# freeradius + mpd5 pppoe server



## steff (Oct 7, 2009)

Hy,

I'm using a mpd5 pppoe server in conjunction with freeradius. Now  I want to set the Simultaneous-Use attribute in radius so users can't log in using the same account simultaneously. It works fine, except for when radius doesn't shutdown cleanly (like in the case of a power failure); this is because the user entries in /var/log/radutmp don't get cleaned up and they no longer correspond to the actual connected users. In order to prevent this I should use the checkrad utility to verify the entries in radutmp against the NAS, but I can't make it work with mpd5.. Does anyone know of a solution to this? Or is there any other way to prevent users from simultaneously logging in without using radius?


----------



## aragon (Oct 7, 2009)

steff said:
			
		

> It works fine, except for when radius doesn't shutdown cleanly (like in the case of a power failure); this is because the user entries in /var/log/radutmp don't get cleaned up and they no longer correspond to the actual connected users.

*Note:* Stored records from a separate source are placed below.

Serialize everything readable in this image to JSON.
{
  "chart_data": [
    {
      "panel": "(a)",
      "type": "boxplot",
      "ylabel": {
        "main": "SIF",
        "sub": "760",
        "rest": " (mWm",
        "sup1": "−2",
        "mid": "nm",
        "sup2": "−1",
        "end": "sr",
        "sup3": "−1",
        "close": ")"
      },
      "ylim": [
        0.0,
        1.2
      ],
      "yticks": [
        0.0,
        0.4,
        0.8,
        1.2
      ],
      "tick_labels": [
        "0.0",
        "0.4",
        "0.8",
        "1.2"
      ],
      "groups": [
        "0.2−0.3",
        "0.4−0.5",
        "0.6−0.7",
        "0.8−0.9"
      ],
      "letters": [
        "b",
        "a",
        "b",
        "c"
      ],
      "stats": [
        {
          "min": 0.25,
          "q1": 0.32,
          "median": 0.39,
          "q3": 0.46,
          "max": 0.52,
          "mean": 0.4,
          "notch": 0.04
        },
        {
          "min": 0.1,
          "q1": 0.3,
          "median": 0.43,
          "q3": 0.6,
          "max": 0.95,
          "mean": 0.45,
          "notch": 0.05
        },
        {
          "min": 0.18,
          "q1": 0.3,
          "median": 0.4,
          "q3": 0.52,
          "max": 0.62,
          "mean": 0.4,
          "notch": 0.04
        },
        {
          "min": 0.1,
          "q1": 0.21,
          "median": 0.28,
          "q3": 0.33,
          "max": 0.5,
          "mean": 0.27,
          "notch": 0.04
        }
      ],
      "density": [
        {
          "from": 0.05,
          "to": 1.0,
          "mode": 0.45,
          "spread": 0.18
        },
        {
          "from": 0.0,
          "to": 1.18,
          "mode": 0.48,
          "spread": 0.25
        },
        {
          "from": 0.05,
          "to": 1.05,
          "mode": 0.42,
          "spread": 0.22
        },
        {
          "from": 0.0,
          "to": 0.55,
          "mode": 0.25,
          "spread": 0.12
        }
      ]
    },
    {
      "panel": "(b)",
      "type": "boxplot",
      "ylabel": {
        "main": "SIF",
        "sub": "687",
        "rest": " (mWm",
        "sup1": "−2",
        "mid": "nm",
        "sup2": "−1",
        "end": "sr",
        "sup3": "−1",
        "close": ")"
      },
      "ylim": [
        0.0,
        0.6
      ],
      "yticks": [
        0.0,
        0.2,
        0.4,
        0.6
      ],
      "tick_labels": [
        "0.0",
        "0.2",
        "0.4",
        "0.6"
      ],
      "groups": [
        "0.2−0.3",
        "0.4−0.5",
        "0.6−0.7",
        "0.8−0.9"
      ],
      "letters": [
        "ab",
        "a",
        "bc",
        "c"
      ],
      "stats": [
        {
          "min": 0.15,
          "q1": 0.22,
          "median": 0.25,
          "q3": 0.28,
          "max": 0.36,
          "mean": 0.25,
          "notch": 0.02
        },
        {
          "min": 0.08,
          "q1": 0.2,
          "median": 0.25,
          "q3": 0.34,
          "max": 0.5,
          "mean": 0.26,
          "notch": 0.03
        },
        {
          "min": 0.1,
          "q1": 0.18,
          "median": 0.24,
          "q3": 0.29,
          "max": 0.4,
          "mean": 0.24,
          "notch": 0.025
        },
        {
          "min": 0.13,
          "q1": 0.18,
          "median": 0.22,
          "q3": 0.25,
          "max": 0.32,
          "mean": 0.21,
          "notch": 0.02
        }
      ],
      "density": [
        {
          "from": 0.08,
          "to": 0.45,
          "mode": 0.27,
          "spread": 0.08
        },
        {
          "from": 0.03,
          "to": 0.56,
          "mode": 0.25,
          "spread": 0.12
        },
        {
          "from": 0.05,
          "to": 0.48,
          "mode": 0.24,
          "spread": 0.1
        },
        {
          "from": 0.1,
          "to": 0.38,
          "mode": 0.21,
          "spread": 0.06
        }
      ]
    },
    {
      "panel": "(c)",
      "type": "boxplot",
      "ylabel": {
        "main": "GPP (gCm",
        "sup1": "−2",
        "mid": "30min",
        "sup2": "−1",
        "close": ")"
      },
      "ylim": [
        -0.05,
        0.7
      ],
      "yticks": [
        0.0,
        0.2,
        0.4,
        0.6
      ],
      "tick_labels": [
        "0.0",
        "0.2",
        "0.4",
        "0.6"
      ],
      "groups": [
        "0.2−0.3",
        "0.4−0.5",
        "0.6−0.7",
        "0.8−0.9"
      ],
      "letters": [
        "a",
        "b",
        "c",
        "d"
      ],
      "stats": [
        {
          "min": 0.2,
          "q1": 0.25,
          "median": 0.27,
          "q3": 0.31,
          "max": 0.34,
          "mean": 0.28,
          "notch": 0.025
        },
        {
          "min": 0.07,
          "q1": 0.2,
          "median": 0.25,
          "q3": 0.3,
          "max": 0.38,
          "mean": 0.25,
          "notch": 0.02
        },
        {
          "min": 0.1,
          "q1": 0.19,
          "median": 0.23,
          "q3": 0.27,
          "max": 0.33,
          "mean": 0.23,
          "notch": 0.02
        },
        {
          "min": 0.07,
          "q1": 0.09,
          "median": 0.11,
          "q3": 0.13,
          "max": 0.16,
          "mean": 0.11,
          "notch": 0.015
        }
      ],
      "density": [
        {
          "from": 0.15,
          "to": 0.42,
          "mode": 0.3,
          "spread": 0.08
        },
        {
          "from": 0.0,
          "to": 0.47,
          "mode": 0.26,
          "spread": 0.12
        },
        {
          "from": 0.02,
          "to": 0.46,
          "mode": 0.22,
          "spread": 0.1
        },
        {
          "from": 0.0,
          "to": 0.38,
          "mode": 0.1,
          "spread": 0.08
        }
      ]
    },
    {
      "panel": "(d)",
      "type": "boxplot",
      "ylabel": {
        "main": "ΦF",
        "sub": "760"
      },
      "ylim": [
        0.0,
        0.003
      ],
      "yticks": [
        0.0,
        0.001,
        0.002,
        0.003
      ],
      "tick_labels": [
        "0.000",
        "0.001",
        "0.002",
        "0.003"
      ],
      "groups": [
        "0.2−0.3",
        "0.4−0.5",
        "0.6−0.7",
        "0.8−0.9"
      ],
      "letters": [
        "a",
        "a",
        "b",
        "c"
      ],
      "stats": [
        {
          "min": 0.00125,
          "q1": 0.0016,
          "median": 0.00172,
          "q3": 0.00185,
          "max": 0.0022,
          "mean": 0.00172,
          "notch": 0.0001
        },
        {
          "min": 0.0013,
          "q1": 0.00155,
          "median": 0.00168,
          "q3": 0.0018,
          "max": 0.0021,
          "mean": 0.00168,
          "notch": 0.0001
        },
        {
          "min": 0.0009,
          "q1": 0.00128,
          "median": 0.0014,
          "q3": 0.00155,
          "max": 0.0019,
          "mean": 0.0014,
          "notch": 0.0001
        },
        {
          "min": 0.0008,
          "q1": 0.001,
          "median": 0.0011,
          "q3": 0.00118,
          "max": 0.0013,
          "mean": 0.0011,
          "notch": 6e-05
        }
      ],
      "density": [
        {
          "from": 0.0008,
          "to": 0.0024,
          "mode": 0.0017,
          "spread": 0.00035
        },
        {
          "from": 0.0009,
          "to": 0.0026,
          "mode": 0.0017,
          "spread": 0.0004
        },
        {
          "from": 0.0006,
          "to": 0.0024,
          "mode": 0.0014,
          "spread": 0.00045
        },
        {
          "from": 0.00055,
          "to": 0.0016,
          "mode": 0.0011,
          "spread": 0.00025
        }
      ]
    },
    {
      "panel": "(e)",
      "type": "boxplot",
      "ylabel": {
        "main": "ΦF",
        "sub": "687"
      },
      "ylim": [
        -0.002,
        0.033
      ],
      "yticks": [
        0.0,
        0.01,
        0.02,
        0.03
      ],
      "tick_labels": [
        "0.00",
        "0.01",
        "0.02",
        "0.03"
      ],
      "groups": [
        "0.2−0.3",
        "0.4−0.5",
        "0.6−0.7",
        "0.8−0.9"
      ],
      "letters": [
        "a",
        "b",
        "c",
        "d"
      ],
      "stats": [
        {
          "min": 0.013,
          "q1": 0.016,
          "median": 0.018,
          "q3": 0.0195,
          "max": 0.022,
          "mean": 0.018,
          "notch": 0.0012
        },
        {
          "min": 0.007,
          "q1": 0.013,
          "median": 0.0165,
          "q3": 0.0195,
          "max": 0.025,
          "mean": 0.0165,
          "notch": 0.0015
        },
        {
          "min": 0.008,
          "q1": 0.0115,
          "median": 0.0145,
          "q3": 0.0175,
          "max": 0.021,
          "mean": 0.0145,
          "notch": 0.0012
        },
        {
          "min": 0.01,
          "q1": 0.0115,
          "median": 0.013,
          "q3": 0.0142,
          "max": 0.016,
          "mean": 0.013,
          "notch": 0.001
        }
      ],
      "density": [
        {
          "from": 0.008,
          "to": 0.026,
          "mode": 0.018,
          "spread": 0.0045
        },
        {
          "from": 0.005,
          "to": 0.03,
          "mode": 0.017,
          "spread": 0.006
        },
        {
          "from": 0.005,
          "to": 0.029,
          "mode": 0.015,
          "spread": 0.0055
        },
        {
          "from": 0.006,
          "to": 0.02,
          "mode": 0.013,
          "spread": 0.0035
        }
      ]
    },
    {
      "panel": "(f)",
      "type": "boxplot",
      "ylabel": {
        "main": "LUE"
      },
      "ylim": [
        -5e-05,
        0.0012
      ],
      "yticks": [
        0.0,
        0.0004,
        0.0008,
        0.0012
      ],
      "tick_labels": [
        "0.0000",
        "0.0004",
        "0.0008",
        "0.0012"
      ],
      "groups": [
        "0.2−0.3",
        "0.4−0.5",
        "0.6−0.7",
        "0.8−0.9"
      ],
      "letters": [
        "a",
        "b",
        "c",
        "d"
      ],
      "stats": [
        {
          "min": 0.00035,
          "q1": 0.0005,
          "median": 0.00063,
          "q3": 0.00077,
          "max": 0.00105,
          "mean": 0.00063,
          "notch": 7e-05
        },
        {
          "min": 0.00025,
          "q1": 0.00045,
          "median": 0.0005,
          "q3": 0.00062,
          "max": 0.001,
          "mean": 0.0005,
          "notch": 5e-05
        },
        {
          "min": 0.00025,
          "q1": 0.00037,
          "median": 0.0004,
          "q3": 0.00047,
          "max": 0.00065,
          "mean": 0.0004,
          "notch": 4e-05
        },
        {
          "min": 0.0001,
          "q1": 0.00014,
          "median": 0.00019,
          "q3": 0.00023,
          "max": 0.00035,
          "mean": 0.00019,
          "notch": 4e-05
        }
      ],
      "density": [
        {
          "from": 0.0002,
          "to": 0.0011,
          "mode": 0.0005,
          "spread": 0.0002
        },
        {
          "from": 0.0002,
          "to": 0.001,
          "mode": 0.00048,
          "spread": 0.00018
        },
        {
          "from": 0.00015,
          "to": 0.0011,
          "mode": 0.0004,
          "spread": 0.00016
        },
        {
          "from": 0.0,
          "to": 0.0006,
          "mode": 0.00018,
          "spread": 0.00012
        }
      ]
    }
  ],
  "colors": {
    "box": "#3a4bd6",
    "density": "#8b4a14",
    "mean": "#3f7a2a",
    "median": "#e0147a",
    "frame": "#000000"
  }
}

Write a start up script that cleans out radutmp, perhaps?  Maybe in conjunction with checkrad...




			
				steff said:
			
		

> Or is there any other way to prevent users from simultaneously logging in without using radius?


Try allocate users a single, static IP address.


----------



## steff (Oct 8, 2009)

aragon said:
			
		

> Try allocate users a single, static IP address.



This seems to be the most straightforward and reliable way.


----------